Un accompagnement adapté aux besoins spécifiques des femmes
En plus des freins abordés jusqu’ici, les femmes accompagnées font face à des difficultés qui leur sont propres : charge des enfants, isolement, précarité menstruelle, violences conjugales ou intrafamiliales ou encore faible estime de soi. Pour nombre d’entre elles, l’accès à l’emploi ne peut être envisagé qu’après une intervention sur ces freins multiples. L’appui du FSE+ a été déterminant pour permettre aux travailleurs sociaux et travailleuses sociales de déployer des actions ciblées (scolarisation des enfants, accès aux soins, accompagnement psychologique) et d’adapter les parcours aux réalités de chacune. Des ateliers en non-mixité choisie ont été et continuent d’’être organisés. Sur les différentes antennes ces derniers ont permis d’aborder le thème de la santé, notamment celui de la précarité menstruelle, ainsi que l’insertion professionnelle. De plus, des ateliers de socio-esthétique, de socio-coiffure et, de cuisine ont été mis en place pour que les femmes participantes puissent développer une meilleure estime de soi, rompent leur isolement et envisagent un projet professionnel personnel.

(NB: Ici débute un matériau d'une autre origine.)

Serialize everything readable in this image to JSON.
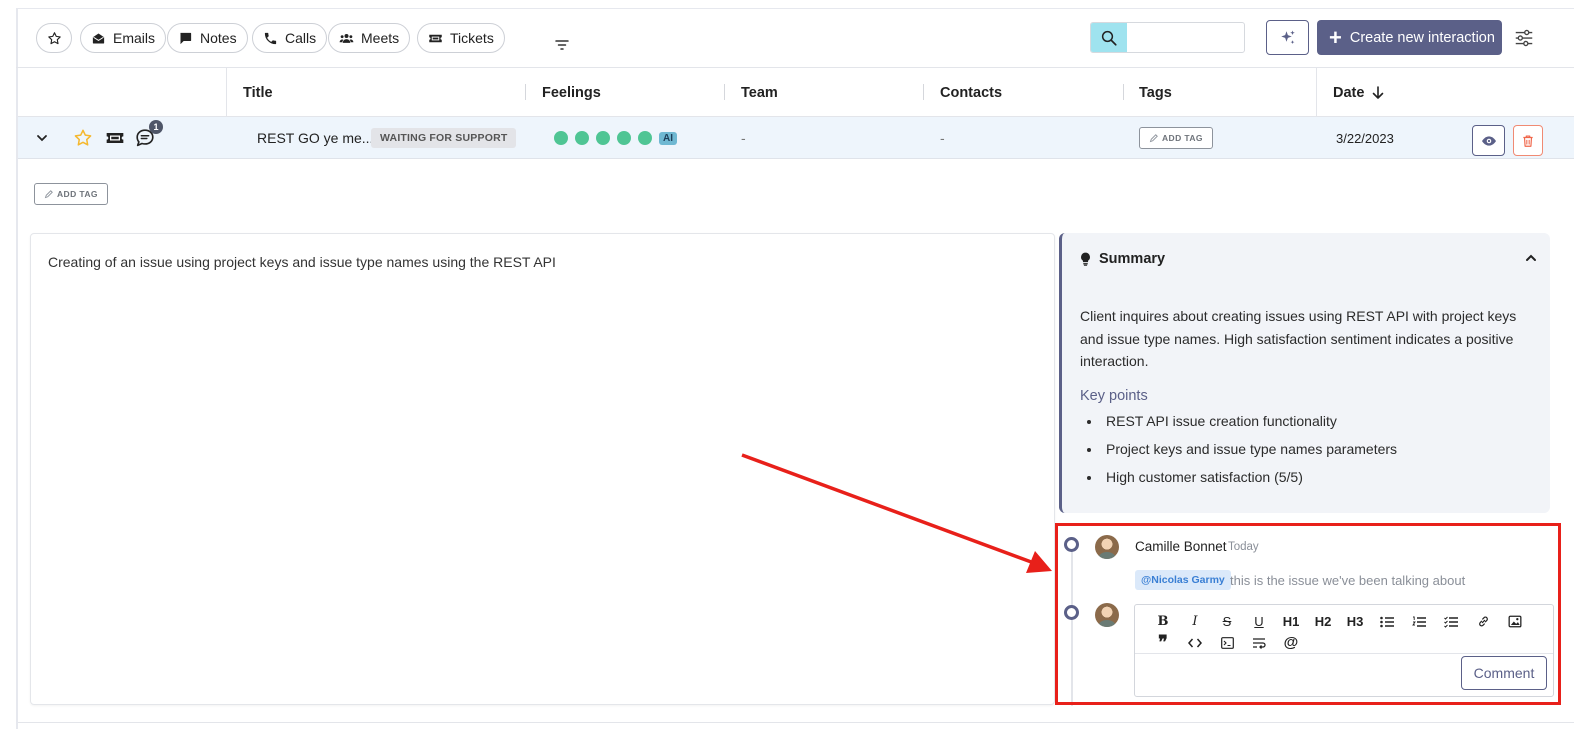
{
  "toolbar": {
    "chips": [
      {
        "label": "Emails",
        "icon": "envelope-icon"
      },
      {
        "label": "Notes",
        "icon": "note-icon"
      },
      {
        "label": "Calls",
        "icon": "phone-icon"
      },
      {
        "label": "Meets",
        "icon": "people-icon"
      },
      {
        "label": "Tickets",
        "icon": "ticket-icon"
      }
    ],
    "search_placeholder": "",
    "create_label": "Create new interaction"
  },
  "columns": {
    "title": "Title",
    "feelings": "Feelings",
    "team": "Team",
    "contacts": "Contacts",
    "tags": "Tags",
    "date": "Date"
  },
  "row": {
    "notification_count": "1",
    "title": "REST GO ye me...",
    "status": "WAITING FOR SUPPORT",
    "feelings_score": 5,
    "ai_badge": "AI",
    "team": "-",
    "contacts": "-",
    "add_tag": "ADD TAG",
    "date": "3/22/2023"
  },
  "detail": {
    "add_tag": "ADD TAG",
    "description": "Creating of an issue using project keys and issue type names using the REST API",
    "summary": {
      "title": "Summary",
      "body": "Client inquires about creating issues using REST API with project keys and issue type names. High satisfaction sentiment indicates a positive interaction.",
      "key_points_title": "Key points",
      "key_points": [
        "REST API issue creation functionality",
        "Project keys and issue type names parameters",
        "High customer satisfaction (5/5)"
      ]
    }
  },
  "comments": {
    "author": "Camille Bonnet",
    "time": "Today",
    "mention": "@Nicolas Garmy",
    "text": "this is the issue we've been talking about",
    "editor_tools": [
      "B",
      "I",
      "S",
      "U",
      "H1",
      "H2",
      "H3",
      "bullet-list",
      "ordered-list",
      "task-list",
      "link",
      "image",
      "quote",
      "code",
      "code-block",
      "wrap",
      "@"
    ],
    "comment_button": "Comment"
  },
  "colors": {
    "accent": "#5b6088",
    "feeling_dot": "#4fc594",
    "annotation_red": "#e8201a",
    "search_button": "#9fe3ef",
    "star": "#f5b82e"
  }
}
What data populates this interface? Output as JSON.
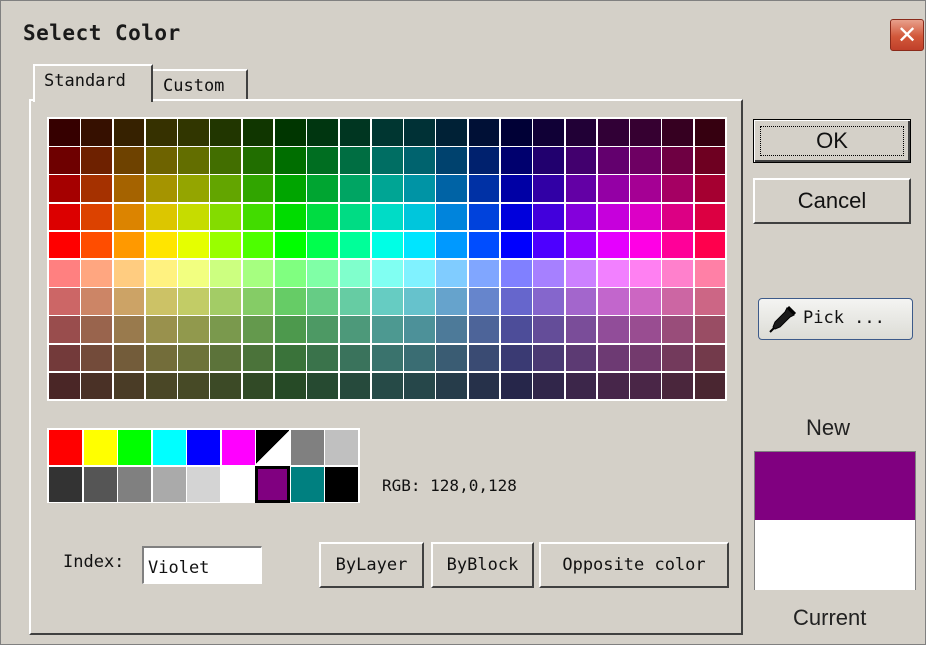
{
  "window": {
    "title": "Select Color",
    "close_glyph": "✕"
  },
  "tabs": [
    {
      "label": "Standard",
      "active": true
    },
    {
      "label": "Custom",
      "active": false
    }
  ],
  "palette": {
    "rows": [
      [
        "#360000",
        "#361000",
        "#362100",
        "#363100",
        "#313600",
        "#213600",
        "#103600",
        "#003600",
        "#003610",
        "#003621",
        "#003631",
        "#003136",
        "#002136",
        "#001036",
        "#000036",
        "#100036",
        "#210036",
        "#310036",
        "#360031",
        "#360021",
        "#360010"
      ],
      [
        "#6e0000",
        "#6e2100",
        "#6e4200",
        "#6e6300",
        "#636e00",
        "#426e00",
        "#216e00",
        "#006e00",
        "#006e21",
        "#006e42",
        "#006e63",
        "#00636e",
        "#00426e",
        "#00216e",
        "#00006e",
        "#21006e",
        "#42006e",
        "#63006e",
        "#6e0063",
        "#6e0042",
        "#6e0021"
      ],
      [
        "#a50000",
        "#a53100",
        "#a56300",
        "#a59400",
        "#94a500",
        "#63a500",
        "#31a500",
        "#00a500",
        "#00a531",
        "#00a563",
        "#00a594",
        "#0094a5",
        "#0063a5",
        "#0031a5",
        "#0000a5",
        "#3100a5",
        "#6300a5",
        "#9400a5",
        "#a50094",
        "#a50063",
        "#a50031"
      ],
      [
        "#dc0000",
        "#dc4200",
        "#dc8400",
        "#dcc600",
        "#c6dc00",
        "#84dc00",
        "#42dc00",
        "#00dc00",
        "#00dc42",
        "#00dc84",
        "#00dcc6",
        "#00c6dc",
        "#0084dc",
        "#0042dc",
        "#0000dc",
        "#4200dc",
        "#8400dc",
        "#c600dc",
        "#dc00c6",
        "#dc0084",
        "#dc0042"
      ],
      [
        "#ff0000",
        "#ff4d00",
        "#ff9900",
        "#ffe500",
        "#e5ff00",
        "#99ff00",
        "#4dff00",
        "#00ff00",
        "#00ff4d",
        "#00ff99",
        "#00ffe5",
        "#00e5ff",
        "#0099ff",
        "#004dff",
        "#0000ff",
        "#4d00ff",
        "#9900ff",
        "#e500ff",
        "#ff00e5",
        "#ff0099",
        "#ff004d"
      ],
      [
        "#ff8080",
        "#ffa680",
        "#ffcc80",
        "#fff280",
        "#f2ff80",
        "#ccff80",
        "#a6ff80",
        "#80ff80",
        "#80ffa6",
        "#80ffcc",
        "#80fff2",
        "#80f2ff",
        "#80ccff",
        "#80a6ff",
        "#8080ff",
        "#a680ff",
        "#cc80ff",
        "#f280ff",
        "#ff80f2",
        "#ff80cc",
        "#ff80a6"
      ],
      [
        "#cc6666",
        "#cc8566",
        "#cca366",
        "#ccc266",
        "#c2cc66",
        "#a3cc66",
        "#85cc66",
        "#66cc66",
        "#66cc85",
        "#66cca3",
        "#66ccc2",
        "#66c2cc",
        "#66a3cc",
        "#6685cc",
        "#6666cc",
        "#8566cc",
        "#a366cc",
        "#c266cc",
        "#cc66c2",
        "#cc66a3",
        "#cc6685"
      ],
      [
        "#994d4d",
        "#99644d",
        "#997a4d",
        "#99914d",
        "#91994d",
        "#7a994d",
        "#64994d",
        "#4d994d",
        "#4d9964",
        "#4d997a",
        "#4d9991",
        "#4d9199",
        "#4d7a99",
        "#4d6499",
        "#4d4d99",
        "#644d99",
        "#7a4d99",
        "#914d99",
        "#994d91",
        "#994d7a",
        "#994d64"
      ],
      [
        "#733a3a",
        "#734b3a",
        "#735c3a",
        "#736d3a",
        "#6d733a",
        "#5c733a",
        "#4b733a",
        "#3a733a",
        "#3a734b",
        "#3a735c",
        "#3a736d",
        "#3a6d73",
        "#3a5c73",
        "#3a4b73",
        "#3a3a73",
        "#4b3a73",
        "#5c3a73",
        "#6d3a73",
        "#733a6d",
        "#733a5c",
        "#733a4b"
      ],
      [
        "#4a2626",
        "#4a3126",
        "#4a3c26",
        "#4a4726",
        "#474a26",
        "#3c4a26",
        "#314a26",
        "#264a26",
        "#264a31",
        "#264a3c",
        "#264a47",
        "#26474a",
        "#263c4a",
        "#26314a",
        "#26264a",
        "#31264a",
        "#3c264a",
        "#47264a",
        "#4a2647",
        "#4a263c",
        "#4a2631"
      ]
    ]
  },
  "basic_colors": {
    "rows": [
      [
        "#ff0000",
        "#ffff00",
        "#00ff00",
        "#00ffff",
        "#0000ff",
        "#ff00ff",
        "bw",
        "#808080",
        "#c0c0c0"
      ],
      [
        "#333333",
        "#555555",
        "#808080",
        "#aaaaaa",
        "#d4d4d4",
        "#ffffff",
        "#800080",
        "#008080",
        "#000000"
      ]
    ],
    "selected": [
      1,
      6
    ],
    "black_white_label": "black/white"
  },
  "rgb_readout": "RGB: 128,0,128",
  "index": {
    "label": "Index:",
    "value": "Violet"
  },
  "buttons": {
    "bylayer": "ByLayer",
    "byblock": "ByBlock",
    "opposite": "Opposite color",
    "ok": "OK",
    "cancel": "Cancel",
    "pick": "Pick ..."
  },
  "preview": {
    "new_label": "New",
    "current_label": "Current",
    "new_color": "#800080",
    "current_color": "#ffffff"
  },
  "icons": {
    "close": "close-icon",
    "pick": "eyedropper-icon"
  }
}
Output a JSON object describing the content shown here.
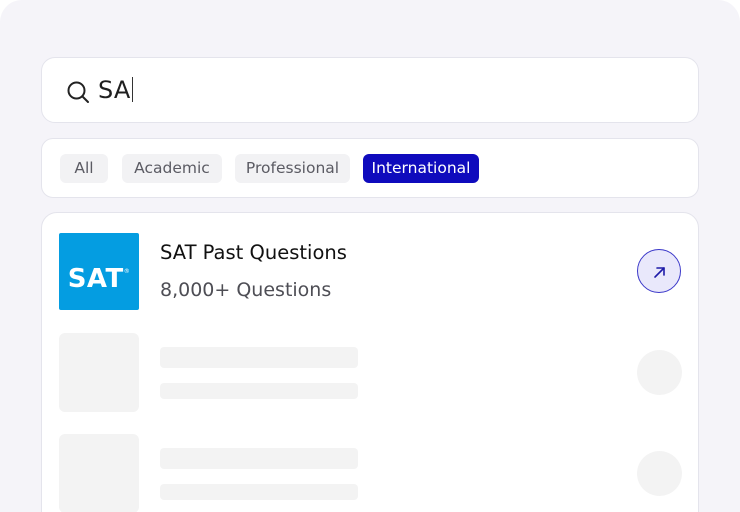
{
  "search": {
    "value": "SA",
    "icon": "search-icon"
  },
  "filters": [
    {
      "label": "All",
      "active": false
    },
    {
      "label": "Academic",
      "active": false
    },
    {
      "label": "Professional",
      "active": false
    },
    {
      "label": "International",
      "active": true
    }
  ],
  "results": [
    {
      "logo_text": "SAT",
      "logo_mark": "®",
      "title": "SAT Past Questions",
      "subtitle": "8,000+ Questions",
      "action_icon": "arrow-up-right-icon"
    }
  ],
  "loading_placeholders": 2,
  "colors": {
    "accent": "#0f0bbd",
    "logo_bg": "#049de1",
    "background": "#f5f4f9"
  }
}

Des complications liées à la mobilité
Les personnes vivant en squats ou bidonvilles sont soumises à des expulsions fréquentes de leurs lieux de vie. Parfois, celles-ci les obligent à s’installer sur de nouveaux départements, voire de nouvelles régions. Cela implique des ralentissements des démarches administratives, le temps que les institutions transfèrent les dossiers aux branches locales (CAF, France Travail…) ou que les personnes accèdent à une nouvelle domiciliation. Dans d’autres cas, et en particulier pour les personnes venant d’Europe de l’Est, il est parfois nécessaire de repartir dans leur pays d’origine pour renouveler leurs documents d’identité. Ces mobilités peuvent mettre à mal la continuité de l’accompagnement. Malgré cela, les équipes d’ACINA maintiennent le lien autant que possible, par des efforts soutenus et parfois à distance.
Un impact concret et mesurable grâce au soutien du FSE+
Ce bilan met en évidence l’importance d’un accompagnement global, individualisé et collectif. Le rôle des travailleurs sociaux et des travailleuses sociales est central : ils et elles interviennent sur tous les volets de la vie des personnes accompagnées afin de permettre, progressivement, une insertion professionnelle viable. Les parcours ne sont pas toujours linéaires, et demandent de réadapter les situations et les ambitions pour trouver des solutions alternatives.
Ce travail n’aurait pas été possible sans le soutien financier du FSE+, qui a permis de déployer des moyens humains et logistiques adaptés à la complexité des situations rencontrées. De plus, bien que le projet se soit officiellement terminé le 31 décembre 2024, ses effets perdurent et de nombreux bénéficiaires continuent d’être accompagnés par ACINA en 2025, certains ayant trouvé un emploi ou intégré une formation depuis.
En soutenant ce type d’accompagnement, le FSE+ contribue à poser les bases d’une inclusion durable pour des publics éloignés de l’emploi.